Среди множества имен, составивших духовное ядро Серебряного века, наверняка есть те, которые Вам особенно дороги по тем или иным причинам. Например, чей путь или выбор Вам близок?
Гумилева, увы, узнала слишком поздно, чтобы полюбить: он — поэт для молодых, но не восхищаться его отдельными строками и отдельными стихами не могу. Всю жизнь выбивала из себя «цветаевщину» в личном плане, хотя согласна с Бродским: это самый крупный поэт ХХ века. У Ахматовой, напротив, всю жизнь учусь — глубине, умению запечатывать много смыслов в одну строку, чувству собственного достоинства. Пастернак со мной с детства — и останется до смерти. Мне хотелось бы выбирать, как Пастернак с его пантеизмом, радостью, поющим миром вокруг, но в силу личностных характеристик могу идти только путем Ахматовой. Волошина люблю, скорее, как личность, чем как поэта и художника. Хотя есть одно его известное стихотворение, ставшее для меня программой жизни. Кстати, оно дает понять не только жуткую сторону революции, но и жуткую сторону дореволюционного «придворного» мировоззрения: «одни идут освобождать Москву и вновь сковать Россию».

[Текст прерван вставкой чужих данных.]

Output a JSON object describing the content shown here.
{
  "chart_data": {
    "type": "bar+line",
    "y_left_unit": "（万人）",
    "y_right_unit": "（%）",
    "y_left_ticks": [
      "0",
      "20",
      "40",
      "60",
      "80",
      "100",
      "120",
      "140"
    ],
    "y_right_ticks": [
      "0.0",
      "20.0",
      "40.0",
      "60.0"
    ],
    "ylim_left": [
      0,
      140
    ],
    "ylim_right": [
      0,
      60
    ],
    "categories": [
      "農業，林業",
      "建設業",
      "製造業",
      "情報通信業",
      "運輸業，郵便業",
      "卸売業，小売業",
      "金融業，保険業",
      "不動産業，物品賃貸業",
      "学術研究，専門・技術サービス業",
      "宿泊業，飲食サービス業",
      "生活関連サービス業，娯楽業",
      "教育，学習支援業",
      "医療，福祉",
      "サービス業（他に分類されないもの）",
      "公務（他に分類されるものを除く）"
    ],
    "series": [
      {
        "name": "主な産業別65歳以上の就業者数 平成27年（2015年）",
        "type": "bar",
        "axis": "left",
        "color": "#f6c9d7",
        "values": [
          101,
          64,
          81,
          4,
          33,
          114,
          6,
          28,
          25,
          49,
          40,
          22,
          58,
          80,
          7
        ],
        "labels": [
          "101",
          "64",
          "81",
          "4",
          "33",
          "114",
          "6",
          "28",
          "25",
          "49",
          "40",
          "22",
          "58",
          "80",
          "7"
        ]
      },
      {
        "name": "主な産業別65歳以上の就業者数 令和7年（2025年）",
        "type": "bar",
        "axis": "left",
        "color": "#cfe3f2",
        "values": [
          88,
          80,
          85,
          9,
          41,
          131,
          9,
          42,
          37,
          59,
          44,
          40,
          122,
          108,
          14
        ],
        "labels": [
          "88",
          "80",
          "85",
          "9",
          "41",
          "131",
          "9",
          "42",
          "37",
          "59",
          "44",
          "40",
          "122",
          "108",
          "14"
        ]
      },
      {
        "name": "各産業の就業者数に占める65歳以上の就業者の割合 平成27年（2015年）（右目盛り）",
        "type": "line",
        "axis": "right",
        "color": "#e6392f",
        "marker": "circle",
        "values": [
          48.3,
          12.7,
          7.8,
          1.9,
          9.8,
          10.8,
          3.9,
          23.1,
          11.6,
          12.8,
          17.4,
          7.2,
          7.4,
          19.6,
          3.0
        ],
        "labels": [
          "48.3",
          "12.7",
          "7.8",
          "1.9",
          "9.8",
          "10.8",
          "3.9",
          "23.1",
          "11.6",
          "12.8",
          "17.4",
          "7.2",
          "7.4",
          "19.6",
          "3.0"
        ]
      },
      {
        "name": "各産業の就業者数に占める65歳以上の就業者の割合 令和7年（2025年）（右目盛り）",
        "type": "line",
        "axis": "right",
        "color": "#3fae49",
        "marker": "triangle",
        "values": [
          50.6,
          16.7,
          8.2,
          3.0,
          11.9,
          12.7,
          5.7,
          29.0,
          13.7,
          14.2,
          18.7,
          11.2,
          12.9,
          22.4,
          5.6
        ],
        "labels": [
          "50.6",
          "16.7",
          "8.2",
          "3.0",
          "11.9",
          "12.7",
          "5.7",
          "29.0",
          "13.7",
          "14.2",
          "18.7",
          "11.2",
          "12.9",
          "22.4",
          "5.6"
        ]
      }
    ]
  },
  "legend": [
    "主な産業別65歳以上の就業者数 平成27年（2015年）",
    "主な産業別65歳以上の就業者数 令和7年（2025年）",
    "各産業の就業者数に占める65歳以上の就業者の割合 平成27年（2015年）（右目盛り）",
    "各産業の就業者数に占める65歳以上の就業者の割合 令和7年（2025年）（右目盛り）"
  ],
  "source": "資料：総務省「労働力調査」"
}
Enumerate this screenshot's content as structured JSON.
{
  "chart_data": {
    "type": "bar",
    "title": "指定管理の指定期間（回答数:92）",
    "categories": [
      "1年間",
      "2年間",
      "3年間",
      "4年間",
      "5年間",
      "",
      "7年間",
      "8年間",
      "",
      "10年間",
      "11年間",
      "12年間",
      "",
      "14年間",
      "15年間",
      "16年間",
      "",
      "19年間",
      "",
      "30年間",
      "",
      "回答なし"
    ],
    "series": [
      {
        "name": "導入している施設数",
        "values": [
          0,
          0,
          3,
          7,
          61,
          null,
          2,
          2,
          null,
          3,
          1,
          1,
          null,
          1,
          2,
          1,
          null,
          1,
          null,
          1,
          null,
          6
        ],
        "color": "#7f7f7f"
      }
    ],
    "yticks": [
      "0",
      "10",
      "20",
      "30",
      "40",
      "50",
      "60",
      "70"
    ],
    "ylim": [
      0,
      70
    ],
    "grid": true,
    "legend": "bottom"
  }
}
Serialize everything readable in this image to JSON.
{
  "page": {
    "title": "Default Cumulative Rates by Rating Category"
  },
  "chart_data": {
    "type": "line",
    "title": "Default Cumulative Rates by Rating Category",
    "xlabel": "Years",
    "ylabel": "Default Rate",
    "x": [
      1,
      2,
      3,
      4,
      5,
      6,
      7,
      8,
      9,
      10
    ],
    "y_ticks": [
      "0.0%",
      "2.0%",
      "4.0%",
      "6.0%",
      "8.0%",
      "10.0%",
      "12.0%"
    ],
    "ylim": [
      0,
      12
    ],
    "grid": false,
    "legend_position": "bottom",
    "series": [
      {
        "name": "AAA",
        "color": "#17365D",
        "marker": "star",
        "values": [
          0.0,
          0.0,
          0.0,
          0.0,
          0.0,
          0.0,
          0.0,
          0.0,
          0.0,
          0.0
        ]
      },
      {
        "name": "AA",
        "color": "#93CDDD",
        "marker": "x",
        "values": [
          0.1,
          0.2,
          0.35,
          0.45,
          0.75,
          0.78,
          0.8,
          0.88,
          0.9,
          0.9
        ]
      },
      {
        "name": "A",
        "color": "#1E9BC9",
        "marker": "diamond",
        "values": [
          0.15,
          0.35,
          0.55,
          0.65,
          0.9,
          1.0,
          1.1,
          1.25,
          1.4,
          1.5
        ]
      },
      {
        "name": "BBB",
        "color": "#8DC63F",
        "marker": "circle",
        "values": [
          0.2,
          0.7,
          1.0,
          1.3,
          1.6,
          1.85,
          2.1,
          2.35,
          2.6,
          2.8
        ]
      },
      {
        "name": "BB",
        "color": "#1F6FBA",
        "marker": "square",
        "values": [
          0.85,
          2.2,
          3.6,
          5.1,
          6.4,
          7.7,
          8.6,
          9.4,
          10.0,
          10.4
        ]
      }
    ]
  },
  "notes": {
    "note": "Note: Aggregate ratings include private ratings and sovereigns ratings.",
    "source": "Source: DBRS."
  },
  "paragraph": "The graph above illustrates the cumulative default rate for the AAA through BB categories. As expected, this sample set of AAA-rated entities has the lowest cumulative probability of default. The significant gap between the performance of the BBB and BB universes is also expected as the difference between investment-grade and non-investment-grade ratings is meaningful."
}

Одни восстали из подполий,
Из ссылок, фабрик, рудников,
Отравленные темной волей
И горьким дымом городов.
Другие из рядов военных,
Дворянских разоренных гнезд,
Где проводили на погост
Отцов и братьев убиенных.
В одних доселе не потух
Хмель незапамятных пожаров,
И жив степной, разгульный дух
И Разиных, и Кудеяров.
В других — лишенных всех корней —
Тлетворный дух столицы Невской:
Толстой и Чехов, Достоевский —
Надрыв и смута наших дней.
Одни возносят на плакатах
Свой бред о буржуазном зле,
О светлых пролетариатах,
Мещанском рае на земле...
В других весь цвет, вся гниль империй,
Все золото, весь тлен идей,
Блеск всех великих фетишей
И всех научных суеверий.
Одни идут освобождать
Москву и вновь сковать Россию,
Другие, разнуздав стихию,
Хотят весь мир пересоздать.
В тех и в других война вдохнула
Гнев, жадность, мрачный хмель разгула,
…
И там и здесь между рядами
Звучит один и тот же глас:
«Кто не за нас — тот против нас.
Нет безразличных: правда с нами».
А я стою один меж них
В ревущем пламени и дыме
И всеми силами своими
Молюсь за тех и за других.
Какова, на Ваш взгляд, духовная ценность поэзии? Можно ли сказать, что сегодня поэзия ушла на второй план по сравнению с теми же 1980-ми, когда молодежь просто разговаривала стихами?
Безусловная ценность. И да, молодежь действительно ушла от стихов. Даже читающие молодые люди не знают поэзии, не любят ее. Чтобы ее любить — надо в ней жить. А это трудно и порой больно. Чего они себя лишают — так это катарсиса. Поэзия — аптечка для души. Это сознание, что в своей беде ты не один и что твоя горечь, твоя печаль, твое разочарование, твоя радость, твой восторг — не просто чувства, раз они высказаны такими словами: в них появляется вселенская глубина. Космическая. Но хочет ли ее наше время? Нет. О причинах этого можно говорить много, посыпая главу пеплом… Но я не буду. Во-первых, бесполезно, во-вторых, что можно сказать тем, кто не хочет слышать? В-третьих, вероятно, у них есть собственная правота. Иногда я читаю на лекциях Пастернака, Цветаеву, Мандельштама, Заболоцкого, Тарковского — и студенты замирают. Но я знаю: после лекции они не пойдут читать стихи задевшего их поэта, хоть теперь это проще — есть Google (у меня было три общих тетрадки Цветаевой и две — Мандельштама, переписанных собственной рукой из книг, которые мне дали на несколько дней). Причем еще выпускники семилетней давности начали бы искать стихи. К сожалению, понятия «знание» и «понимание» практически полностью заместились понятием «информация». Это говорит о многом — отчасти хорошем, отчасти плохом… Для поэзии и философии — о плохом (разве что постструктурализм можно в этот концепт запихнуть, но для меня это не философия, это другая область мысли).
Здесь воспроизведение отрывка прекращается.